LLMs, on the other hand, start with their weights at random values and need to catch up with those million years of evolution first.

3 comments

Add to this, the brain is constantly processing raw sensory data from the moment it became viable, even when the body is "sleeping". It's using orders of magnitude more data than any model in existence every moment, but isn't generally deemed "intelligent" enough until it's around 18 years old.
It’s unlikely that sensory data contributes to cognitive ability in humans. People with sensory impairments, such as blind people, are not less cognitively capable than people without sensory impairments. Think of Helen Keller, who, despite taking in far less sensory information than the average person, was still more intelligent than average.
Without sensory data there cannot be actual cognitive ability, though there may be potential for it. The data doesn't have to be visual; bear in mind we have 5 senses. When vision is impaired, hearing becomes far more sensitive to compensate. And theoretically, if someone were to only have use of a single sense, they may still be able to use the data from it to actualize their cognition, but it would take a lot more effort and there would be large gaps in capability.
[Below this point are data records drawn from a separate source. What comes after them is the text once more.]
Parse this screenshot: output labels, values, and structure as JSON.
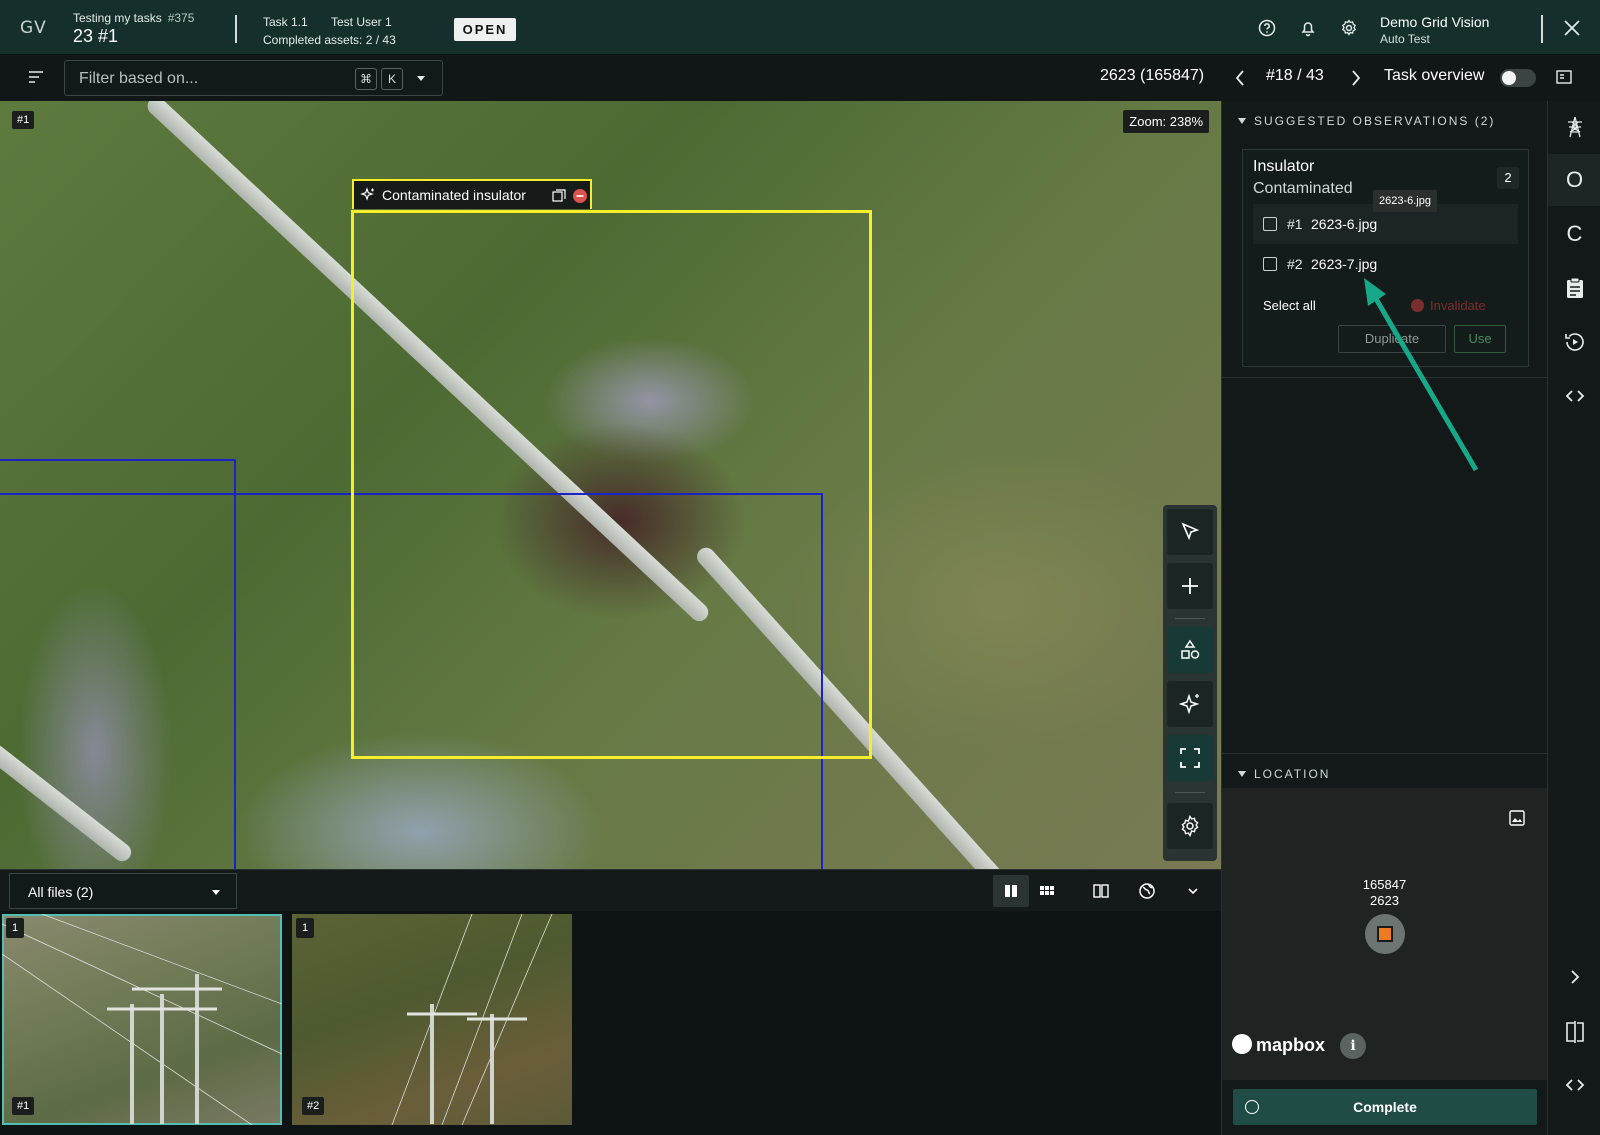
{
  "header": {
    "logo": "GV",
    "task_title": "Testing my tasks",
    "task_code": "#375",
    "task_number": "23 #1",
    "task_sub": "Task 1.1",
    "assignee": "Test User 1",
    "completed_assets": "Completed assets: 2 / 43",
    "status": "OPEN",
    "org_name": "Demo Grid Vision",
    "org_user": "Auto Test",
    "icons": [
      "help-icon",
      "bell-icon",
      "gear-icon",
      "close-icon"
    ]
  },
  "toolbar": {
    "filter_placeholder": "Filter based on...",
    "shortcut_cmd": "⌘",
    "shortcut_key": "K",
    "asset_id": "2623 (165847)",
    "pager": "#18 / 43",
    "task_overview_label": "Task overview",
    "task_overview_on": false
  },
  "canvas": {
    "image_tag": "#1",
    "zoom_label": "Zoom: 238%",
    "annotation_label": "Contaminated insulator",
    "annotation_color": "#f4ee2b",
    "secondary_box_color": "#1a22c8",
    "tools": [
      "select-tool",
      "add-tool",
      "shapes-tool",
      "ai-suggest-tool",
      "fit-screen-tool",
      "settings-tool"
    ]
  },
  "files": {
    "selector_value": "All files (2)",
    "thumbnails": [
      {
        "tag": "1",
        "num": "#1",
        "selected": true
      },
      {
        "tag": "1",
        "num": "#2",
        "selected": false
      }
    ]
  },
  "suggested": {
    "header": "SUGGESTED OBSERVATIONS (2)",
    "card_title": "Insulator",
    "card_subtitle": "Contaminated",
    "count": "2",
    "tooltip": "2623-6.jpg",
    "rows": [
      {
        "idx": "#1",
        "file": "2623-6.jpg"
      },
      {
        "idx": "#2",
        "file": "2623-7.jpg"
      }
    ],
    "select_all": "Select all",
    "invalidate": "Invalidate",
    "duplicate": "Duplicate",
    "use": "Use"
  },
  "location": {
    "header": "LOCATION",
    "pin_id": "165847",
    "pin_sub": "2623",
    "attribution": "mapbox",
    "info": "i"
  },
  "complete_label": "Complete",
  "rail": {
    "items": [
      "tower-icon",
      "O",
      "C",
      "clipboard-icon",
      "history-icon",
      "code-icon",
      "chevron-right-icon",
      "split-view-icon",
      "code-icon"
    ]
  }
}
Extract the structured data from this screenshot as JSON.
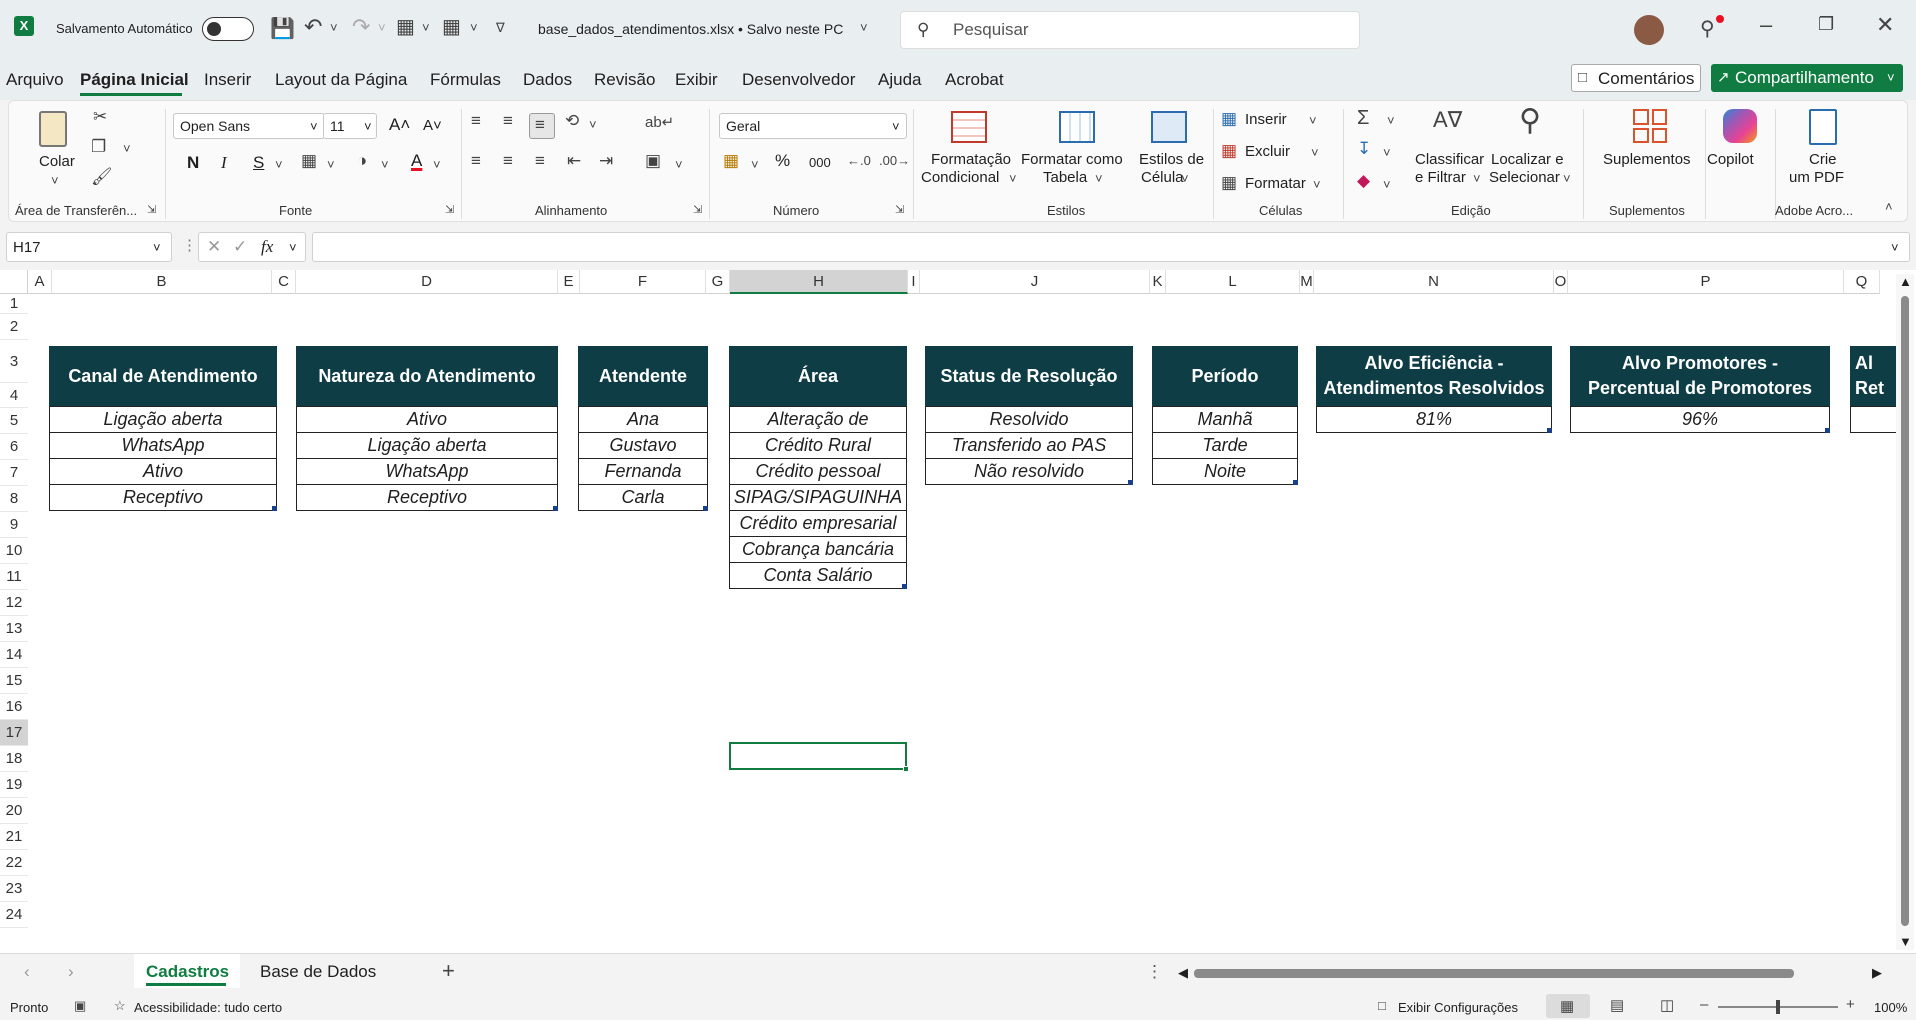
{
  "titlebar": {
    "autosave_label": "Salvamento Automático",
    "autosave_state": "off",
    "file_title": "base_dados_atendimentos.xlsx • Salvo neste PC",
    "search_placeholder": "Pesquisar"
  },
  "menu": [
    "Arquivo",
    "Página Inicial",
    "Inserir",
    "Layout da Página",
    "Fórmulas",
    "Dados",
    "Revisão",
    "Exibir",
    "Desenvolvedor",
    "Ajuda",
    "Acrobat"
  ],
  "menu_active": "Página Inicial",
  "comments_label": "Comentários",
  "share_label": "Compartilhamento",
  "ribbon": {
    "clipboard": {
      "paste": "Colar",
      "group": "Área de Transferên..."
    },
    "font": {
      "name": "Open Sans",
      "size": "11",
      "group": "Fonte",
      "bold": "N",
      "italic": "I",
      "underline": "S",
      "font_color": "#e81123"
    },
    "alignment": {
      "group": "Alinhamento"
    },
    "number": {
      "format": "Geral",
      "percent": "%",
      "thousands": "000",
      "group": "Número"
    },
    "styles": {
      "cond_format_1": "Formatação",
      "cond_format_2": "Condicional",
      "format_table_1": "Formatar como",
      "format_table_2": "Tabela",
      "cell_styles_1": "Estilos de",
      "cell_styles_2": "Célula",
      "group": "Estilos"
    },
    "cells": {
      "insert": "Inserir",
      "delete": "Excluir",
      "format": "Formatar",
      "group": "Células"
    },
    "editing": {
      "sort_1": "Classificar",
      "sort_2": "e Filtrar",
      "find_1": "Localizar e",
      "find_2": "Selecionar",
      "group": "Edição"
    },
    "addins": {
      "label": "Suplementos",
      "group": "Suplementos"
    },
    "copilot": {
      "label": "Copilot"
    },
    "adobe": {
      "label_1": "Crie",
      "label_2": "um PDF",
      "group": "Adobe Acro..."
    }
  },
  "formula_bar": {
    "name_box": "H17",
    "fx": "fx",
    "content": ""
  },
  "columns": [
    "A",
    "B",
    "C",
    "D",
    "E",
    "F",
    "G",
    "H",
    "I",
    "J",
    "K",
    "L",
    "M",
    "N",
    "O",
    "P",
    "Q"
  ],
  "rows": [
    "1",
    "2",
    "3",
    "4",
    "5",
    "6",
    "7",
    "8",
    "9",
    "10",
    "11",
    "12",
    "13",
    "14",
    "15",
    "16",
    "17",
    "18",
    "19",
    "20",
    "21",
    "22",
    "23",
    "24"
  ],
  "selected_cell": "H17",
  "tables": {
    "canal": {
      "header": "Canal de Atendimento",
      "items": [
        "Ligação aberta",
        "WhatsApp",
        "Ativo",
        "Receptivo"
      ]
    },
    "natureza": {
      "header": "Natureza do Atendimento",
      "items": [
        "Ativo",
        "Ligação aberta",
        "WhatsApp",
        "Receptivo"
      ]
    },
    "atendente": {
      "header": "Atendente",
      "items": [
        "Ana",
        "Gustavo",
        "Fernanda",
        "Carla"
      ]
    },
    "area": {
      "header": "Área",
      "items": [
        "Alteração de",
        "Crédito Rural",
        "Crédito pessoal",
        "SIPAG/SIPAGUINHA",
        "Crédito empresarial",
        "Cobrança bancária",
        "Conta Salário"
      ]
    },
    "status": {
      "header": "Status de Resolução",
      "items": [
        "Resolvido",
        "Transferido ao PAS",
        "Não resolvido"
      ]
    },
    "periodo": {
      "header": "Período",
      "items": [
        "Manhã",
        "Tarde",
        "Noite"
      ]
    },
    "alvo_eficiencia": {
      "header_1": "Alvo Eficiência -",
      "header_2": "Atendimentos Resolvidos",
      "value": "81%"
    },
    "alvo_promotores": {
      "header_1": "Alvo Promotores -",
      "header_2": "Percentual de Promotores",
      "value": "96%"
    },
    "partial": {
      "header_1": "Al",
      "header_2": "Ret"
    }
  },
  "sheets": [
    "Cadastros",
    "Base de Dados"
  ],
  "active_sheet": "Cadastros",
  "status": {
    "ready": "Pronto",
    "accessibility": "Acessibilidade: tudo certo",
    "display_settings": "Exibir Configurações",
    "zoom": "100%"
  }
}
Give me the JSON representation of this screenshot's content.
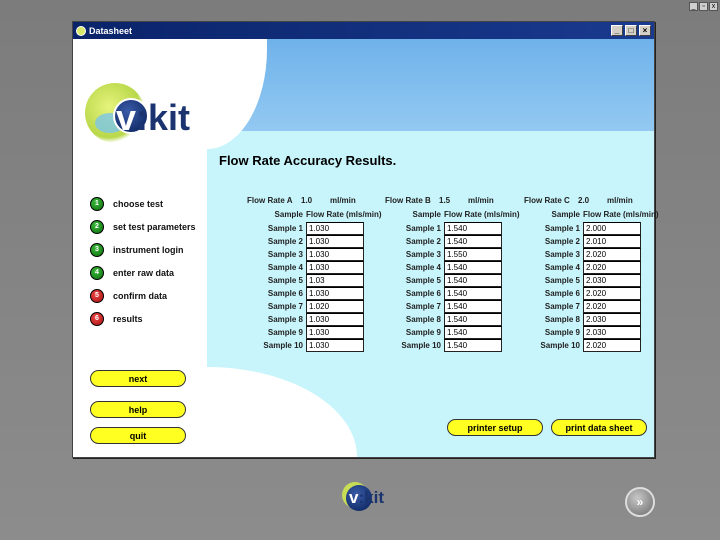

Just as, technically, preprocessed vision* is the primary "sense" of LLMs.

* Preprocessed since the data is actually of 1D streams of characters, and not 2D colour points (as with vision models).

There can't be that much pre-built into the brain. There isn't that much dna, and only a portion of it can be going to the design of the brain.

A lot of what we're able to do has to be from some sort of generic capability.

sadly, those weights will not be inherited like they would to a baby. They'll be cooped up until the company dies, and that data probably dies with them. No wonder LLM has allegedly hit some stalls already.